On the other hand, there are situations in which some organisational processes need to consume new data, for example, regulatory reports to which information would have to be added if a new system is deployed. Traditionally this would involve the need to modify the process that generates the regulatory report to add the data from the new system.

One of the most useful tools to carry out these tasks is the Metadata, which provides the means for identifying, defining, and classifying data within subject areas and enabling users and technologists to manage the context and the content in information systems. The problem is that in most organisations they are either not available or very poor. Fortunately, organisations are increasingly aware of their usefulness and launch projects and even programmes to have the necessary Metadata for a robust base on which data analysts can work, and also to develop processes that generate information dynamically without the need for new software deployments.

The main change that these organisations face are:

Improving the governance: in some organisations there is not a clear definition of processes to manage the information they handle. There is not a single point of view of information, there are no definitions of the different fields in the databases and sometimes it is not clear who is the owner of the data managed by an application. As a consequence, it is difficult to find data, there could be duplicated data, some reports could be incomplete and in general, the organisation does not control its own information, which is a very high risk.

At the end of the day, the governance of the metadata needs to help the organisation to be aware of all the information they have, and to understand the impact of adding new information or new applications into the organisation.

Improving the metadata itself: it is very rare to find an organisation that has defined and identified all the metadata they need for their operations. So there is a lack of knowledge on the information they handle. To improve this situation, that can be done while the governance is defined, they should identify which metadata will be needed and create an inventory of all of them.

As part of this metadata inventory, it is important to describe the way to get the value of those metadata. Unfortunately there are some cases where you may know which metadata you need, but you do not know the values to populate those metadata. In these cases a deeper analysis is needed to realise the best way to get the values.

The more basic approach in this case, is to get the knowledge from an expert in the domain so they can manually set up the values. The problem is that, in general it is difficult to find an expert and it is a high time consuming.
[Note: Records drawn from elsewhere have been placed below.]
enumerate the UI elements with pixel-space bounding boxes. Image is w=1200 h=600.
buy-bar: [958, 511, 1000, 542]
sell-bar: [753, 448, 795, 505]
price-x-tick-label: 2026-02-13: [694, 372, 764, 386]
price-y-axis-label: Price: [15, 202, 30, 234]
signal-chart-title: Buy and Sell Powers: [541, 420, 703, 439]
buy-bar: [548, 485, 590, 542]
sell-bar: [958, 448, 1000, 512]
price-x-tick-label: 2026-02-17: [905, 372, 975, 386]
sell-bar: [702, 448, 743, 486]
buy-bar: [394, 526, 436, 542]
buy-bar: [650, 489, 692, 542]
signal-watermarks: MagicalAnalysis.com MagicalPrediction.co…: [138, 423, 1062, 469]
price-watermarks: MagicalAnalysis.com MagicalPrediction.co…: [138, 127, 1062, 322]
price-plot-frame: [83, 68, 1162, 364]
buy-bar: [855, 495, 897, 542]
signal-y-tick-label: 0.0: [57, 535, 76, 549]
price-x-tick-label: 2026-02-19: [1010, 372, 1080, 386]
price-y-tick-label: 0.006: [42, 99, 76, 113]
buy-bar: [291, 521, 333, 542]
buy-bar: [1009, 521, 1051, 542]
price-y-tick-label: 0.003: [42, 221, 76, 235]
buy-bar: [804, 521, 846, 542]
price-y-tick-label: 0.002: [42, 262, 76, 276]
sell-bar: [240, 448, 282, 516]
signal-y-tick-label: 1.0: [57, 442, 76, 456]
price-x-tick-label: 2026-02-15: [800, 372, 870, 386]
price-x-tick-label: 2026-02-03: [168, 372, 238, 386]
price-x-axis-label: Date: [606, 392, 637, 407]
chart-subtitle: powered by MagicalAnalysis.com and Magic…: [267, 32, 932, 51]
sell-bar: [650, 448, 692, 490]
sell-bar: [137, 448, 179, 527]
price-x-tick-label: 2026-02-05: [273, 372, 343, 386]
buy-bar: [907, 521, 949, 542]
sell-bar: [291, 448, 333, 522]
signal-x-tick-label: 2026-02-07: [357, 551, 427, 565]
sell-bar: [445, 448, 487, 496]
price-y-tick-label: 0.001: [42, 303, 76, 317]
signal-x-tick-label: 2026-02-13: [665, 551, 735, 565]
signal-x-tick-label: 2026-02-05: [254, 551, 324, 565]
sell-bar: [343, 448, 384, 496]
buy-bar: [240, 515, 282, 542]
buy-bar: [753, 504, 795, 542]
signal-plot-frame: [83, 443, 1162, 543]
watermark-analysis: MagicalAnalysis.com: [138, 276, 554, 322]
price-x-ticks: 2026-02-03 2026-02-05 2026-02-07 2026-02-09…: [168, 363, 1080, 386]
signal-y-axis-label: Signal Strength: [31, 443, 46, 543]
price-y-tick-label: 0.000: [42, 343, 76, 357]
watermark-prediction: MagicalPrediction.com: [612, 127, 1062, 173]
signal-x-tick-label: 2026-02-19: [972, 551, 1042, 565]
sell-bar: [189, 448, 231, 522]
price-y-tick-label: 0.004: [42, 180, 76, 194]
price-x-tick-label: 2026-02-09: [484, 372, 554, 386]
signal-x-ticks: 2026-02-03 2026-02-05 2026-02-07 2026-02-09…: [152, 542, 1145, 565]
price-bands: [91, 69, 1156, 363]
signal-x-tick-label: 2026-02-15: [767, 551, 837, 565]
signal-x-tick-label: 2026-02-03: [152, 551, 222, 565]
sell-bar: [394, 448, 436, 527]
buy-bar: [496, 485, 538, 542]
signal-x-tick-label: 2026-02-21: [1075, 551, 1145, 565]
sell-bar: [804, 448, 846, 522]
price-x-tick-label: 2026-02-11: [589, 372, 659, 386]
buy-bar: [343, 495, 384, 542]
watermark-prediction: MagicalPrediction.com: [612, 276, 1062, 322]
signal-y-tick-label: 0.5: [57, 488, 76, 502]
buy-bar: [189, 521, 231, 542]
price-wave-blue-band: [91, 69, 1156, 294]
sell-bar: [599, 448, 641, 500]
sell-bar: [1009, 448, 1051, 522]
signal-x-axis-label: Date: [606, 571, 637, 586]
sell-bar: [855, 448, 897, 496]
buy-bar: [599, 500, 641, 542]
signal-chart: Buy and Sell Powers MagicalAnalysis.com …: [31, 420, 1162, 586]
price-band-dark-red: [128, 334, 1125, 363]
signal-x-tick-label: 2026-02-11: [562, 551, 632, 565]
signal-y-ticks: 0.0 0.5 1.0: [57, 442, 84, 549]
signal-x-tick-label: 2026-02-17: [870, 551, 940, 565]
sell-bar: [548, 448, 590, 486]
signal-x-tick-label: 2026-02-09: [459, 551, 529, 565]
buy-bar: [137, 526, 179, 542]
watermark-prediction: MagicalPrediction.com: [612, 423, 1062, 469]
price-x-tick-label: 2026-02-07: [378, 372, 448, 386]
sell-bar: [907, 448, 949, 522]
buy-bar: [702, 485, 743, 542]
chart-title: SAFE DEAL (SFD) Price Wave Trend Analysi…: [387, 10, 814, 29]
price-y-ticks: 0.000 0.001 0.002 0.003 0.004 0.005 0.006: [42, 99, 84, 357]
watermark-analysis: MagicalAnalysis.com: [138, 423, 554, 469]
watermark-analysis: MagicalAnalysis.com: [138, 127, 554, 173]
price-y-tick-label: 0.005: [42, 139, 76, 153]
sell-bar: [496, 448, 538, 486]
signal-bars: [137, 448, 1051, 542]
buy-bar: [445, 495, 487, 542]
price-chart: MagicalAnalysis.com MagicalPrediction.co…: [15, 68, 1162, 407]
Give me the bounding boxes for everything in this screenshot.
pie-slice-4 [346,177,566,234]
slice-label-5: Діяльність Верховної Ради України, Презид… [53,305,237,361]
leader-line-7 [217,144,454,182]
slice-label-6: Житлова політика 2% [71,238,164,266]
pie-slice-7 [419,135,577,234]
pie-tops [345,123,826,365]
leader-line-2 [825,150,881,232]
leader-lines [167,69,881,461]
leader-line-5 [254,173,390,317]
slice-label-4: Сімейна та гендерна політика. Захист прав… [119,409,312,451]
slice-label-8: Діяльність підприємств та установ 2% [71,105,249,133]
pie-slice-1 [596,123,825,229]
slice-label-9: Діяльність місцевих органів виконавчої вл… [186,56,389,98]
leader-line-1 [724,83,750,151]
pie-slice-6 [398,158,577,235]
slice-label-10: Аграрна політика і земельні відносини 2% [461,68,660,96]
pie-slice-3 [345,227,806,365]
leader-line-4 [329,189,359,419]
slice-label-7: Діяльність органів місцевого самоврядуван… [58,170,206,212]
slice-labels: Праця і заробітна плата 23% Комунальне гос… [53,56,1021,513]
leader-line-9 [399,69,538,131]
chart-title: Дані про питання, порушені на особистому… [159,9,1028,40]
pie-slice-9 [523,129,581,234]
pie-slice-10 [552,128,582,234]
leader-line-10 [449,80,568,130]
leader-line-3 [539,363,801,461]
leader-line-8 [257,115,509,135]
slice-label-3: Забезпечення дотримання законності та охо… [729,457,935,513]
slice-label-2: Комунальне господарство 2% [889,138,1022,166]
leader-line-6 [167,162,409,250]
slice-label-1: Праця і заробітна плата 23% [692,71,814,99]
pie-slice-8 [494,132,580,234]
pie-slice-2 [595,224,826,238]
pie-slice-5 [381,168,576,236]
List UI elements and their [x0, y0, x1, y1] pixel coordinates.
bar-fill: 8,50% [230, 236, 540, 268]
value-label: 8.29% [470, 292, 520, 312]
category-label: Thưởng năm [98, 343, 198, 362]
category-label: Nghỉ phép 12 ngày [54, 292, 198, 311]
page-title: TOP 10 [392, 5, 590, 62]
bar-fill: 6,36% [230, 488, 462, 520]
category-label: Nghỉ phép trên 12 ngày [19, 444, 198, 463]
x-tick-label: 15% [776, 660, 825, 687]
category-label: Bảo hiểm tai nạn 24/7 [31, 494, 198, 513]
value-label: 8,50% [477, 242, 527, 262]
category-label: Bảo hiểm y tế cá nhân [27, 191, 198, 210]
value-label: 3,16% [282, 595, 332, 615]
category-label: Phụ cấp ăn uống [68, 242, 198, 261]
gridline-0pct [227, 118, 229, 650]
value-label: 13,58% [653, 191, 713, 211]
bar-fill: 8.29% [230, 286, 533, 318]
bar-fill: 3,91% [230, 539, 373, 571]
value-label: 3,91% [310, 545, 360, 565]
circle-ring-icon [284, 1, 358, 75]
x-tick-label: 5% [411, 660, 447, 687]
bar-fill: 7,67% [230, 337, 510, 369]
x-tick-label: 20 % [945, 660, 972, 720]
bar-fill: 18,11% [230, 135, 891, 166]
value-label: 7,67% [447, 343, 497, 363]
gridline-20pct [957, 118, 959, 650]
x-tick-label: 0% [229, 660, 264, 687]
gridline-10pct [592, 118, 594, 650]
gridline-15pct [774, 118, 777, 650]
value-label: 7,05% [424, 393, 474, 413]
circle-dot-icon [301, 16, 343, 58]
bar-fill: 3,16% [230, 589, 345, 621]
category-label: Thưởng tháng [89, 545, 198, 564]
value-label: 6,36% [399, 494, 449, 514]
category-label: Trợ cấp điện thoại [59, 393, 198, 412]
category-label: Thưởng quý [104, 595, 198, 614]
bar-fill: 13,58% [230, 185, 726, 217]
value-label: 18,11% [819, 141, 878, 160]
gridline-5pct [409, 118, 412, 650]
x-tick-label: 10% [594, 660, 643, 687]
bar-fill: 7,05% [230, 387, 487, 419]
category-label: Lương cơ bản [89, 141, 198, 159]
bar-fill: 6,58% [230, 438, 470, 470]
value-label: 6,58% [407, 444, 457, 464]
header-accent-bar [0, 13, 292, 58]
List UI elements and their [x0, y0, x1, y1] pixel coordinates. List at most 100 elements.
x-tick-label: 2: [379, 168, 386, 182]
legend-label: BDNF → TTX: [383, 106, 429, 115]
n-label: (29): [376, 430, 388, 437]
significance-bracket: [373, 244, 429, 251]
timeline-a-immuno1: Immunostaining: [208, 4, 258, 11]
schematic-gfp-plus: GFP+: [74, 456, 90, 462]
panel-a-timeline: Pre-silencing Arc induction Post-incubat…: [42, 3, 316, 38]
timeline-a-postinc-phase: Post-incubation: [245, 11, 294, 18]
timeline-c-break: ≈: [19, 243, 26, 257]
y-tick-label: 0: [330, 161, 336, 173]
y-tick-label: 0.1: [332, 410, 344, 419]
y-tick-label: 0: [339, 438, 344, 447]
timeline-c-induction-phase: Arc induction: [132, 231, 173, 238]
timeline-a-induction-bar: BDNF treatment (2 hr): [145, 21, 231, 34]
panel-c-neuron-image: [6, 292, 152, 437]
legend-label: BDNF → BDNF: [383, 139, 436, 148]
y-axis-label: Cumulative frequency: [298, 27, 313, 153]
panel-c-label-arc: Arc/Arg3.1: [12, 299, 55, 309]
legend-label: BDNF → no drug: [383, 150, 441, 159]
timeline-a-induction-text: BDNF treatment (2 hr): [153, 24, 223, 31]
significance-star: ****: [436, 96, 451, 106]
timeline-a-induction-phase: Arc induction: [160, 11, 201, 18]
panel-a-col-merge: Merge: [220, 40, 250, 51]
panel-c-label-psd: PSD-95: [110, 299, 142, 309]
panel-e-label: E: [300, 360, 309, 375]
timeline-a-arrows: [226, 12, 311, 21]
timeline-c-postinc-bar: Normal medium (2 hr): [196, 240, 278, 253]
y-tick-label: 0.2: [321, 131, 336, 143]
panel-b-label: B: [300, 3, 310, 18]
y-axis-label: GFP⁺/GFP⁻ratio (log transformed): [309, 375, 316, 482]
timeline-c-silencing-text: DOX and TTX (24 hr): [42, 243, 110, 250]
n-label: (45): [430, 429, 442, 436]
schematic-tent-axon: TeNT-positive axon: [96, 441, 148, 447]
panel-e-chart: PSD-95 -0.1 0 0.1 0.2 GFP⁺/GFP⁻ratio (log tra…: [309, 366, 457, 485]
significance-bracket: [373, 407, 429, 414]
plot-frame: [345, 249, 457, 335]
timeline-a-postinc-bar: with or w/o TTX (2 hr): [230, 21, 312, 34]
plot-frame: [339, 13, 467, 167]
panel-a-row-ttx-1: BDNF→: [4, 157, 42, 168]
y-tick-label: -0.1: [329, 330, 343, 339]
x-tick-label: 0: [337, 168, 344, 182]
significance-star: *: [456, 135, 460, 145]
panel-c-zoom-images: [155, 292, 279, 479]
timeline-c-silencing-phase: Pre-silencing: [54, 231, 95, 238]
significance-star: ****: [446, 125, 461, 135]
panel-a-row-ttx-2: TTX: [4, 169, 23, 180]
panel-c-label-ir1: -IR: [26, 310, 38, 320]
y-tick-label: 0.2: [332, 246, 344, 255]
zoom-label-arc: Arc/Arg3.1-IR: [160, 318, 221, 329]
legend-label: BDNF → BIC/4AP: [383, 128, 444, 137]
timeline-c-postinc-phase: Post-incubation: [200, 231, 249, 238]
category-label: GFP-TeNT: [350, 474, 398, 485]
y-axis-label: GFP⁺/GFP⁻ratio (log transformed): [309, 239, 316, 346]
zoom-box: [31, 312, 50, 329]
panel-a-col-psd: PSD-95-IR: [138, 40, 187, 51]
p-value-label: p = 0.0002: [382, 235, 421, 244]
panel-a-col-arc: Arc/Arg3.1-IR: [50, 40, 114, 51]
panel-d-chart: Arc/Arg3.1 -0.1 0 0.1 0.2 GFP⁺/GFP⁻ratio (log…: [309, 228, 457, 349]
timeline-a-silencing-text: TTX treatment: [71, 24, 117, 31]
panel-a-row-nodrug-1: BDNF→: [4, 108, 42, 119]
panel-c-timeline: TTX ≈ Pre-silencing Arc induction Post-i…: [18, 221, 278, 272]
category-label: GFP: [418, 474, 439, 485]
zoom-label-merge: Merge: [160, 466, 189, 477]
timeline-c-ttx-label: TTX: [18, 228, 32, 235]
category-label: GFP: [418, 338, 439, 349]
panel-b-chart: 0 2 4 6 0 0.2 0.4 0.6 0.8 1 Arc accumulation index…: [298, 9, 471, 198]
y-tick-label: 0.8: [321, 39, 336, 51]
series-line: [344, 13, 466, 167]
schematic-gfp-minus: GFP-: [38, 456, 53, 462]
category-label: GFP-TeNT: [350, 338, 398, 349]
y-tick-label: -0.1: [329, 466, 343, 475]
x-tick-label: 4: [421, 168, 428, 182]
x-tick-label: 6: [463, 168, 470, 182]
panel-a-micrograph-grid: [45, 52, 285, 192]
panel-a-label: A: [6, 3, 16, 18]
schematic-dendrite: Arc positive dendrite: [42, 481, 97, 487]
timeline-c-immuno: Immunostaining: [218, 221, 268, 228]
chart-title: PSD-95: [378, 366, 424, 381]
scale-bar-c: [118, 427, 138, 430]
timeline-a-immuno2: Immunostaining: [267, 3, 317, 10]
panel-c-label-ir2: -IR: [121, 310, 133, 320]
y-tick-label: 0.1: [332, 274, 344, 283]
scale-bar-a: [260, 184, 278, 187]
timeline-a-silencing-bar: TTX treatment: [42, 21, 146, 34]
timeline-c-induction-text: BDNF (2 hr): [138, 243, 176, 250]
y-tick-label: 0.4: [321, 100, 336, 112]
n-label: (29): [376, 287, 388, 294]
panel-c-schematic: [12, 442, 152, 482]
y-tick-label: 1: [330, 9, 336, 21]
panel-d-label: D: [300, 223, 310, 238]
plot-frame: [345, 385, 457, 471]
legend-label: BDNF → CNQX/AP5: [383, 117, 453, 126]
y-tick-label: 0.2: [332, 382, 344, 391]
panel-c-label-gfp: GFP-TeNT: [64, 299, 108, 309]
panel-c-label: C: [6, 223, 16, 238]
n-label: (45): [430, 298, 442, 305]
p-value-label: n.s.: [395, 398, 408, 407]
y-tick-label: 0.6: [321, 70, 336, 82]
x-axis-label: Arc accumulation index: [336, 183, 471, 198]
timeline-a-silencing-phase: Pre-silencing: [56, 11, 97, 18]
Another option is to infer the values based on the information existing in the fields under analysis. For example, if you want to know the data type of a field, you can run some comparisons to determine whether are dates, string, numbers, … And a more sophisticated option is to use Machine Learning processes to find out those values.

Improving the understanding: Once the organisation has a clear view of the metadata and the data they have, it is very useful to build a semantic layer or and ontology on top of that to allow seeing across the whole organisation in a homogeneous way.

By addressing these challenges the organisation will soon see many benefits and realise how worthy is this investment.